この「非常時」にはほかにも、労働者が結婚する場合や、死亡した場合、やむを得ない事由により1週間以上帰郷する場合などが含まれます。
ちなみに、労働者の収入によって生計を維持する者とは、実質的に労働者の収入がなければ生活できない人のことを指すため、家族ではない同居人など、親族以外でも該当することがあります。
もし、労働者から非常時払を求められた場合、使用者はこれに応じて、給与の支払日前であったとしても賃金を支払う義務があります。
ただし、支払う必要がある賃金は、労働者がすでに労務の提供を終えていて、かつ未払いになっている労働分です。

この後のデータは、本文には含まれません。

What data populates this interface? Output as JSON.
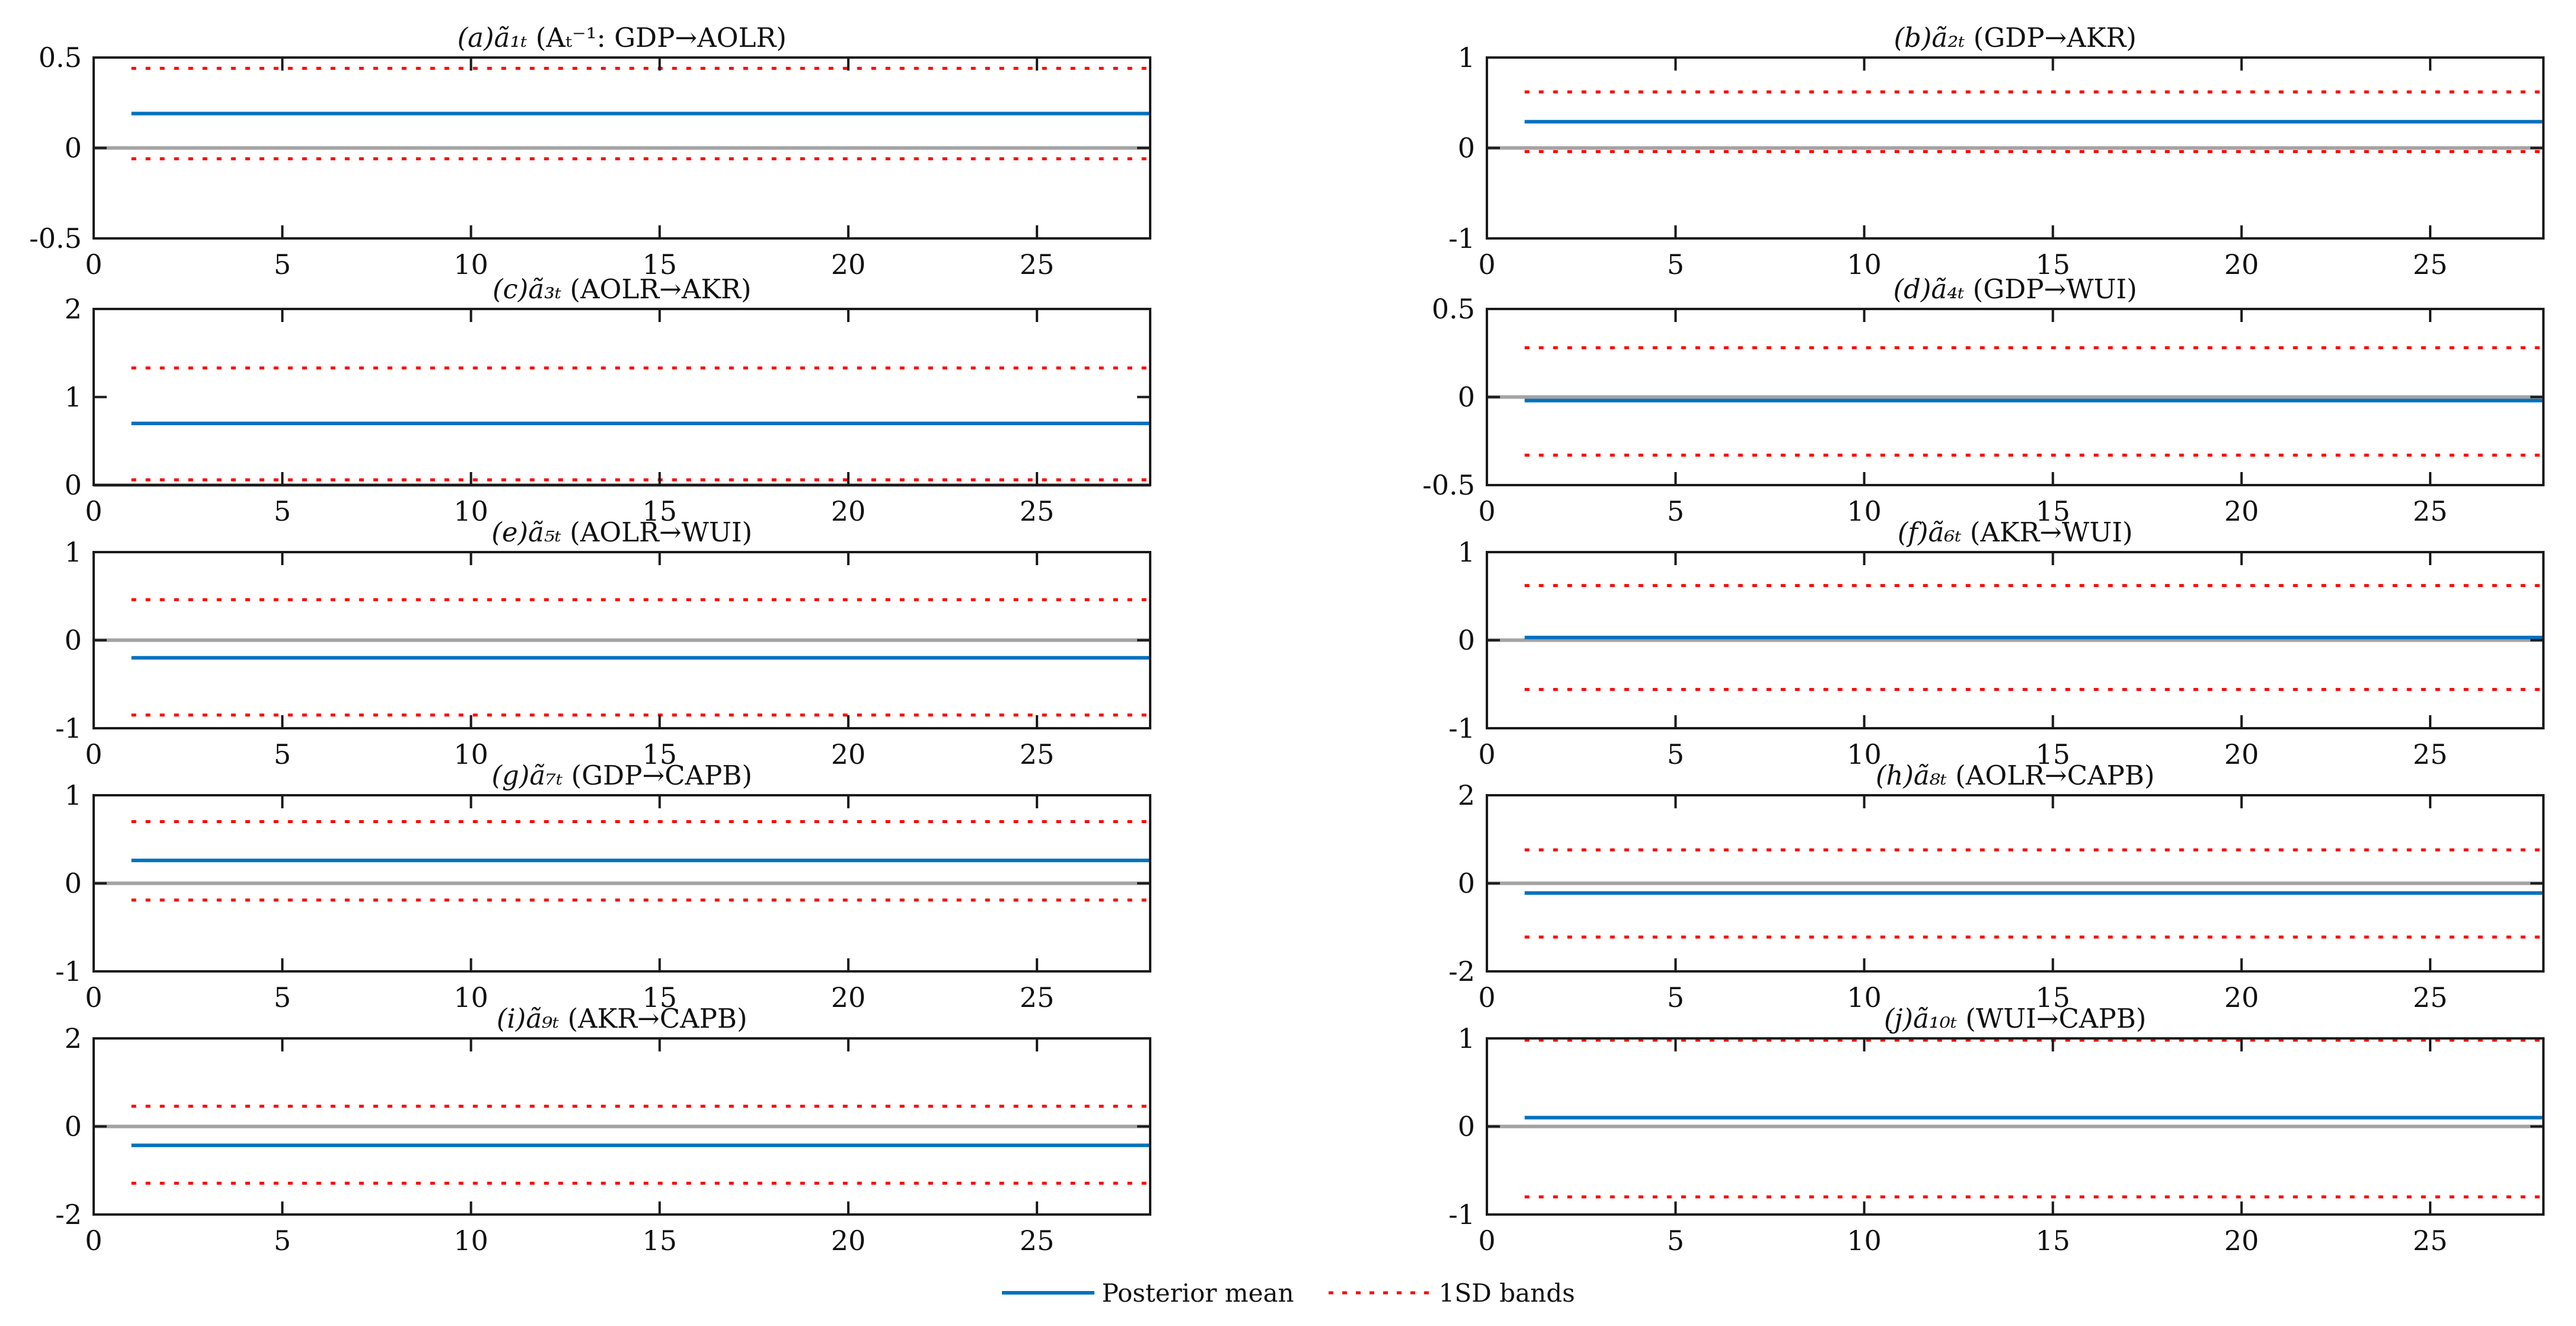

月給制であれば、労働者が労務を提供した日から、実際に請求を受けて支払う日までを日割りで計算して、非常時払を行う賃金を算出します。
労働基準法で非常時払の支払い期日は定められていませんが、労働者が非常時に必要になるお金という性質上、できるだけ早く支払うのが望ましいでしょう。
賃金支払の五原則を守らないと、労働基準法違反になります。
同様に、非常時払に対応しなかった場合も労働基準法違反となり、いずれのケースでも使用者は30万円以下の罰金に処される場合があります。
さらに、非常時払に対応しなかったことで労働者に損害が出た場合は、損害賠償請求をされる可能性もあるので注意してください。
会社にとって従業員は大切な人的資源です。
従業員が安心して生活できるように賃金支払の五原則を遵守することはもちろんですが、従業員の非常事態に迅速に非常時払ができるように安定した経営活動に努めましょう。
※本記事の記載内容は、2023年12月現在の法令・情報等に基づいています。